Grup Servicii Petroliere (GSP Offshore; GSP)
- Type: Privately held
- Industry: Oil & Gas
- Founded: 2004
- Headquarters: Constanţa
- Revenue: USD 548 million (2010)
- Number of employees: 700 (2008)
- Parent: Upetrom Group
- Website: gspoffshore.com

= Grup Servicii Petroliere =

Romanian oil and gas service company

 Grup Servicii Petroliere (GSP Offshore) is a Romanian company providing offshore integrated services for oil and gas industry. The company, established in 2004, is a member of UPETROM Group.

Grup Servicii Petroliere (GSP Offshore) performs offshore integrated services for the oil and gas industry.
GSP is a member of Upetrom Group, a private company.
GSP operates seven offshore drilling rigs: GSP Saturn, GSP Jupiter, GSP Orizont, GSP Atlas, GSP Prometeu, GSP Fortuna and GSP Britannia. GSP also operates several multifunctional vessels, one Medevac vessel and two floating cranes. GSP has engaged the rigs in a modernization process. The GSP QHSE Management System has been audited and certified as complying with ISO 9001, ISO 14001, OHSAS 18001 and ISM Code requirements by Germanischer Lloyd. In 2006, GSP integrated its SAP application.
GSP is a member of the International Association of Drilling Contractors|International Association of Drilling Contractors, IADC.
The companies within UPETROM GROUP have activities in onshore and offshore drilling, oilfield equipment production, as well as in the tourism sector. UPETROM GROUP has 3000 employees and is operating worldwide with representative offices in many countries.

==Lines of business==
GSP provides various services for the oil & gas industry: drilling, offshore construction, shipping, well services, hydro-technical construction, engineering, subsea services and training.

===Drilling===
The company performs drilling activities throughout seven drilling rigs: GSP Atlas, GSP Prometeu, GSP Saturn, GSP Orizont, GSP Jupiter, GSP Fortuna and GSP Britannia. All GSP jack-up rigs are cantilever type.

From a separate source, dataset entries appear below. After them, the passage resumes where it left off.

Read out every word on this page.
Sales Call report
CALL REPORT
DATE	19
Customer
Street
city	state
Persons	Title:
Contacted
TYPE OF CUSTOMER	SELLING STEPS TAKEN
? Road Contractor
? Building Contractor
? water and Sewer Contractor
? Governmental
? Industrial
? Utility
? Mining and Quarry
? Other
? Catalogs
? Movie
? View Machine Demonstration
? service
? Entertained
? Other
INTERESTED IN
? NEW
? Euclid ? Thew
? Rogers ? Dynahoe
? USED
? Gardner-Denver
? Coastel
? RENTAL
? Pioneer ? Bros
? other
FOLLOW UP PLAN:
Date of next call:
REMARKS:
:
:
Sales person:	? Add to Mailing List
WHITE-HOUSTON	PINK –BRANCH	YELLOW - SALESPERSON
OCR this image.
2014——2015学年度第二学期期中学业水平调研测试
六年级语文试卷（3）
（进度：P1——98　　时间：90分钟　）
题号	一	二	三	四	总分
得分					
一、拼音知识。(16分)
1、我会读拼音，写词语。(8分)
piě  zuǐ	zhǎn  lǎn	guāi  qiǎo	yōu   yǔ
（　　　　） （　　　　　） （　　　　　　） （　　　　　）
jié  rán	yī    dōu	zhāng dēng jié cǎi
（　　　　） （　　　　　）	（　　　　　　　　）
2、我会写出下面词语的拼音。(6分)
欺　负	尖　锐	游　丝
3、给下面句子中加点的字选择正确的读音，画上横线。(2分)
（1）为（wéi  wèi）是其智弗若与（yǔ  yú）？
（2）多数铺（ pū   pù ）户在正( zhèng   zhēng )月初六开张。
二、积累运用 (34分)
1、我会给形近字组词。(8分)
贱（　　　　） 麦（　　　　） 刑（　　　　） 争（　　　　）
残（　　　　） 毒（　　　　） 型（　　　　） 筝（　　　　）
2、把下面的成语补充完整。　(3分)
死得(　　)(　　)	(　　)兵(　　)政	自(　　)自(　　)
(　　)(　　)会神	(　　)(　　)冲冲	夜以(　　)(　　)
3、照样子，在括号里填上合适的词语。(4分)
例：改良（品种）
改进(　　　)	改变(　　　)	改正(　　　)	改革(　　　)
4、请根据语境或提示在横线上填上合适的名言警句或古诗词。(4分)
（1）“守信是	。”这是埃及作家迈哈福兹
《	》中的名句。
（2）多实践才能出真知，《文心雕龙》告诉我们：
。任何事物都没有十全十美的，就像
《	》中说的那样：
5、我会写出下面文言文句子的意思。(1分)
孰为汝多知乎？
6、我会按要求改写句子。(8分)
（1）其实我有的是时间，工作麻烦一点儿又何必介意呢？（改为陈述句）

GSP has an investment plan for modernization of onboard equipment of the drilling rigs. Since 2004, GSP has invested over $500 million in the acquisition and modernization of its vessels and drilling rigs.

==== Drilling activities ====

- Directional and Horizontal Drilling
- Maintenance and Repairs
- Offshore and Onshore Wells Design
- Rig Moving Operations
- Tender assist drilling and workover operations
- Engineering and Technical Consultancy
- Side Tracking and Re-entries
- Fishing Jobs
- Drilling Fluids Engineering
- Conductor Hammering
- Wells Production Stimulation

===Well Services===
GSP performs well stimulation and workover planning and operating:

- Engineering and Design of Workover projects
- Workover Operation
- Coil Tubing: Fishing, Acid and Nitrogen Pumping
- Wells Production Stimulation (Fracking, Acidisation)
- Manpower
- Fishing Jobs
- Wire Line Operation

===Offshore Construction===
GSP provides steel assemblies fabricated in GSP Shipyard, the offshore construction dedicated fabrication facility. The company's structural steel fabrication offering includes jackets, decks, accommodation modules and modular platforms.

Offshore construction services:

- Engineering and Design of Offshore Installations
- Onshore Fabrication and Assembly Yards (Berth 34 Constanta, Midia North Constanta, Agigea South Constanta)
- Midia Pipeyard and Machine Shop
- Onshore Heavy Lift Equipment up to 550 t
- Load-out, Seafasteningand Transportation
- On Site Installation, Wind turbine erection
- Subsea Pipe Line, Umbilical and Cable Laying
- Saturation diving and ROV operation
- Commissioning and Operation
- Manpower

===Subsea Services===
The company has developed subsea installation capabilities by acquiring top high-tech subsea survey and SAT diving equipment. Simultaneously, GSP initiated a certification program, sustained by a specialized professional team.

GSP's subsea installation services focus on remotely operated vehicles (ROV) and saturation diving.

Services include: subsea installation, maintenance, inspection, survey, SAT diving and underwater engineering.

===Offshore Windmill===
GSP also has one-stop services for the offshore wind energy industry, including general contractor, fabrication, installation, logistics, maintenance and project management.

===Training===
GSP Training Center was established in 2009. The center offers drilling and maritime regulations courses and is equipped with a drilling simulator (DrillSIM-600).
In 2010, the center launched its CADET PROGRAM, addressed to graduates specialized in oil and gas, marine and mechanical, hydro-technical and civil engineering and electronics.